The following costs qualify as extraterritorial expenses:

 

•additional costs of living because prices in the country of work are higher than those in the country of origin. Examples include the additional costs of meals, gas, water and electricity

•costs of a familiarization trip to the new country of work, whether or not with the family, for instance in order to find housing or a school

•costs of applying for or converting official personal documents, such as residence permits, visas and driving licenses

•costs of medical examinations and vaccinations required for the stay in the new country of work

•double housing costs if the employee continues to live in the country of origin. These could be hotel expenses, for example

•additional (initial) housing costs

•storage costs for the household effects that are not moved to the new country of work

•costs of travelling to the country of origin, for instance for family visits or family reunification

•additional costs for the completion of a tax return, if this is more expensive than having the tax return completed by a comparable tax consultant in the country of origin

•costs of a training course in order to learn the language of the new country of work, both for the employee and for the family members residing with him

•additional (non-business) call charges for telephone calls to the country of origin

No extraterritorial expenses

The following items do not qualify as extraterritorial expenses and are therefore cannot be reimbursed free of tax:

 

•secondment allowances, bonuses and comparable allowances (foreign service premium, expat allowance, overseas allowance)

•capital losses

•purchase and selling costs of a property (reimbursement of house purchase costs, broker’s fee)

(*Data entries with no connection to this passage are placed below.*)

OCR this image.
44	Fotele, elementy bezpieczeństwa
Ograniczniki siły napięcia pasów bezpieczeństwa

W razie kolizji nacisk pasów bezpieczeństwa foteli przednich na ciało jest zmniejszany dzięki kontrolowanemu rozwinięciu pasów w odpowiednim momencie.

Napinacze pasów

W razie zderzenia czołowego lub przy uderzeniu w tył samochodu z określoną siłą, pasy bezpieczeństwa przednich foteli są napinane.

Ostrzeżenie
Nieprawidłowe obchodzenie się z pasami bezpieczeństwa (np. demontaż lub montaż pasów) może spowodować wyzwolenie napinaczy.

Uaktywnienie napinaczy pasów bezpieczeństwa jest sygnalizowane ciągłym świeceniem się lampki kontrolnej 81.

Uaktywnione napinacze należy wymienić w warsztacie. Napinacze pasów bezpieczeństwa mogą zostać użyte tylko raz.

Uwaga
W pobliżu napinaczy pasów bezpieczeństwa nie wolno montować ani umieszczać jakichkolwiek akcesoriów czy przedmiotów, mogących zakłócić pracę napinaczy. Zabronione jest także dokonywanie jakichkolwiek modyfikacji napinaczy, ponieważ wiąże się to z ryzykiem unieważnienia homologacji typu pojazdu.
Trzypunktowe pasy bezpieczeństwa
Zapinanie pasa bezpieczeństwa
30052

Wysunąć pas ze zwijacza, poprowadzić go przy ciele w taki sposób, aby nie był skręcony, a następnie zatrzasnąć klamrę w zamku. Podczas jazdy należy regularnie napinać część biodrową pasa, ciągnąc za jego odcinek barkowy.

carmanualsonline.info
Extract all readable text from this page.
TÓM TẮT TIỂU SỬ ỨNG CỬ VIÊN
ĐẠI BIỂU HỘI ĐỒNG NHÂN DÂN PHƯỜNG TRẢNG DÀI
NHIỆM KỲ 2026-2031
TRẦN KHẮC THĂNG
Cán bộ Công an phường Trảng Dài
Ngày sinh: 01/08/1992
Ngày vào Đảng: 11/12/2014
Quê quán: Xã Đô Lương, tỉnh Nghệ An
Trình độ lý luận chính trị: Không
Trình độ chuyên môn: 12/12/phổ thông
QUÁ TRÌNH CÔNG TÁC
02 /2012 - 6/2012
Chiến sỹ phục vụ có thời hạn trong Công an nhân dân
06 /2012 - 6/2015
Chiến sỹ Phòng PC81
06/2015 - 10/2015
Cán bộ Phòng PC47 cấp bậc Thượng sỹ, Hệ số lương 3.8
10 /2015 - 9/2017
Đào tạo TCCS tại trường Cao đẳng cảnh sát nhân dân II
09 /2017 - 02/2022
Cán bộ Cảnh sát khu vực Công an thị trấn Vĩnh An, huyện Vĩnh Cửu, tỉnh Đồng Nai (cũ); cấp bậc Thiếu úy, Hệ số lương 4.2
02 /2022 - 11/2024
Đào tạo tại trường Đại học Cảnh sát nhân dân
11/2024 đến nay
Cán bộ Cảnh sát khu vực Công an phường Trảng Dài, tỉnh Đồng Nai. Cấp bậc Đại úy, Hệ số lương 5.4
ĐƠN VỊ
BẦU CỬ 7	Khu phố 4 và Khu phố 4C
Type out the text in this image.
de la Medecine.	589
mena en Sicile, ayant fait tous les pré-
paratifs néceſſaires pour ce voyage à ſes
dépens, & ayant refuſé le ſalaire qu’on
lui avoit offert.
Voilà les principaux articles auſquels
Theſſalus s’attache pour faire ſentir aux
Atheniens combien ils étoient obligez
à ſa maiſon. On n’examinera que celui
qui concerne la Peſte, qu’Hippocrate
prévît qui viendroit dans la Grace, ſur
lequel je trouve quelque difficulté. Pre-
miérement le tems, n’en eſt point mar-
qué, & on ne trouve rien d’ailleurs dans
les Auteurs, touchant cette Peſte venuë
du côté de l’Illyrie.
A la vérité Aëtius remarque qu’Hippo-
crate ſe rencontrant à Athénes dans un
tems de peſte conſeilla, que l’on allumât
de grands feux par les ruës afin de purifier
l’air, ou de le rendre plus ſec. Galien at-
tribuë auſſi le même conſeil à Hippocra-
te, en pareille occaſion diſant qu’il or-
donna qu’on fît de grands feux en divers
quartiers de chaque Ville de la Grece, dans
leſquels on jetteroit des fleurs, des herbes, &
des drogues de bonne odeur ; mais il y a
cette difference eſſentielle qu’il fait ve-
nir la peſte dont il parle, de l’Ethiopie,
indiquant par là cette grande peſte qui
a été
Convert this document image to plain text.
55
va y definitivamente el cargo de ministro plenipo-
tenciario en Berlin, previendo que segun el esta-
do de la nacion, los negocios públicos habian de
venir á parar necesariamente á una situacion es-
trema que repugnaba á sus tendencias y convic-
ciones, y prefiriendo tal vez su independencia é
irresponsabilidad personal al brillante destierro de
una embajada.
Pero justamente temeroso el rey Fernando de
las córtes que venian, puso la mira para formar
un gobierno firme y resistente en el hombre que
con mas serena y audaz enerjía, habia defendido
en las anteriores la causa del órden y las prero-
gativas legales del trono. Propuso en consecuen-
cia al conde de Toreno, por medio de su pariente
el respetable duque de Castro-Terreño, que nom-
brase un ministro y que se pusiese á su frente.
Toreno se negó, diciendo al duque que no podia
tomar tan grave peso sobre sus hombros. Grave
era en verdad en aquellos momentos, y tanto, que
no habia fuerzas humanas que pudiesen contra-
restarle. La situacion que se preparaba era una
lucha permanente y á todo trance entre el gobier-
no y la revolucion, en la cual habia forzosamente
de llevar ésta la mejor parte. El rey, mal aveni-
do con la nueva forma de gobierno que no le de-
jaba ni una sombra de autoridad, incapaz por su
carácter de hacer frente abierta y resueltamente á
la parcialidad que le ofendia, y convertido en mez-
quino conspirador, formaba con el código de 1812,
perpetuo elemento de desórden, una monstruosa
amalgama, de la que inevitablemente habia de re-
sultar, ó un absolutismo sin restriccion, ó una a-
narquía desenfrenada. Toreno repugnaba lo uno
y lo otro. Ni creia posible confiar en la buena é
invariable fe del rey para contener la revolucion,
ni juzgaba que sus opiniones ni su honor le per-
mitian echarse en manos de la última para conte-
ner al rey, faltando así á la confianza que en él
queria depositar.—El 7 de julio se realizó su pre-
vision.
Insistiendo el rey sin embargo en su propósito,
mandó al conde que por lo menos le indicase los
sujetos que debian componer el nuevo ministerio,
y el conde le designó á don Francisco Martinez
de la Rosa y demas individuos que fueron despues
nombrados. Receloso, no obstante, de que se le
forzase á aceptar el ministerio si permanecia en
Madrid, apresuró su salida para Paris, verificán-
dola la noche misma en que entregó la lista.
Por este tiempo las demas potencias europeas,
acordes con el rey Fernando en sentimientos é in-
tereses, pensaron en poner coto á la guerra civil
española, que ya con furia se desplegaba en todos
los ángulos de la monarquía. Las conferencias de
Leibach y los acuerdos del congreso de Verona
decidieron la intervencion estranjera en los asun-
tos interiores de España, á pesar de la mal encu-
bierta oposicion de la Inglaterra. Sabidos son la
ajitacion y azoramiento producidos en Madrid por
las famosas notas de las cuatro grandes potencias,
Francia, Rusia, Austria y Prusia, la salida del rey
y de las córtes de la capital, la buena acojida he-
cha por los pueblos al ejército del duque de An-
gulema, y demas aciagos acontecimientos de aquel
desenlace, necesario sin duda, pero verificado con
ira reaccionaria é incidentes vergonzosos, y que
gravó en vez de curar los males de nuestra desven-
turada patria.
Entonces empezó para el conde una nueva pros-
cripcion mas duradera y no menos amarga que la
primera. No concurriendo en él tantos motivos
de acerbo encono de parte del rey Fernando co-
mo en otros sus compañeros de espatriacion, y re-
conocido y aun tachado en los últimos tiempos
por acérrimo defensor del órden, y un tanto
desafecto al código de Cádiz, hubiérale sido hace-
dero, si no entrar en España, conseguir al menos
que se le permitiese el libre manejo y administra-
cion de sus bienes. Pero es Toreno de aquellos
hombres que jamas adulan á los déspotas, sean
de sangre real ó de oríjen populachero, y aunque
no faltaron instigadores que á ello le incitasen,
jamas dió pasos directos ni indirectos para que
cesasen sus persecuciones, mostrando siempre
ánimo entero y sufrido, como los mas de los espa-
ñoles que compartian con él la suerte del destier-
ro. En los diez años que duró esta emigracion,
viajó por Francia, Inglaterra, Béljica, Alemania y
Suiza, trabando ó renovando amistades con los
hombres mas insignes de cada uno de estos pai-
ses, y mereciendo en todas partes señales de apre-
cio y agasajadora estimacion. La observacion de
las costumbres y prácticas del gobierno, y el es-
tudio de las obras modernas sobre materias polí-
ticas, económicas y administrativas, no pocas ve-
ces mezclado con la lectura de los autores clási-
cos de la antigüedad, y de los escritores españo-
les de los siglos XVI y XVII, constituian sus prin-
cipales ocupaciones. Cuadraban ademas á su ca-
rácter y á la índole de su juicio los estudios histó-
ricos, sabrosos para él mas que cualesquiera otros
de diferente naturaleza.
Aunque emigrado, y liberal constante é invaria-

•compensation for higher tax rates in the country of work (tax equalization)

Tax-free reimbursements in addition to the 30% facility

In addition to the 30% facility, the school fees for an international school or for the international department of an ordinary school can be reimbursed free of tax.

 

This is permitted if:

 

•the curriculum at the school (department) is based on a foreign system

•the school (department) is in principle only open to children of seconded employees

The following costs, amongst others, may also be reimbursed free of tax:

 

•removal costs and the costs of the temporary storage and transfer of the household effects

•costs of a familiarization visit by the employee to the business in the country of work

•costs of the application for or conversion of a work permit or a highly skilled migrant permit

•commuting expenses (expenses for (regular) commuting)

•telephone line rental costs

•costs of business meals

Please note:

 

The 30% facility also applies to the employee insurance contributions. If your employee is insured in the Netherlands under the employee insurance schemes, you are not required to deduct employee insurance contributions from the amount of the 30% tax-free allowance.

For more information on the 30% facility and extraterritorial expenses, read the handbook (in Dutch) on payroll taxes, the Handboek Loonheffingen.

 

Disclaimer: the above text is extracted from the Dutch tax authorities and is brought here only as general reference. In any case, one need to consult the tax authorities or a certified accountant for the actual process.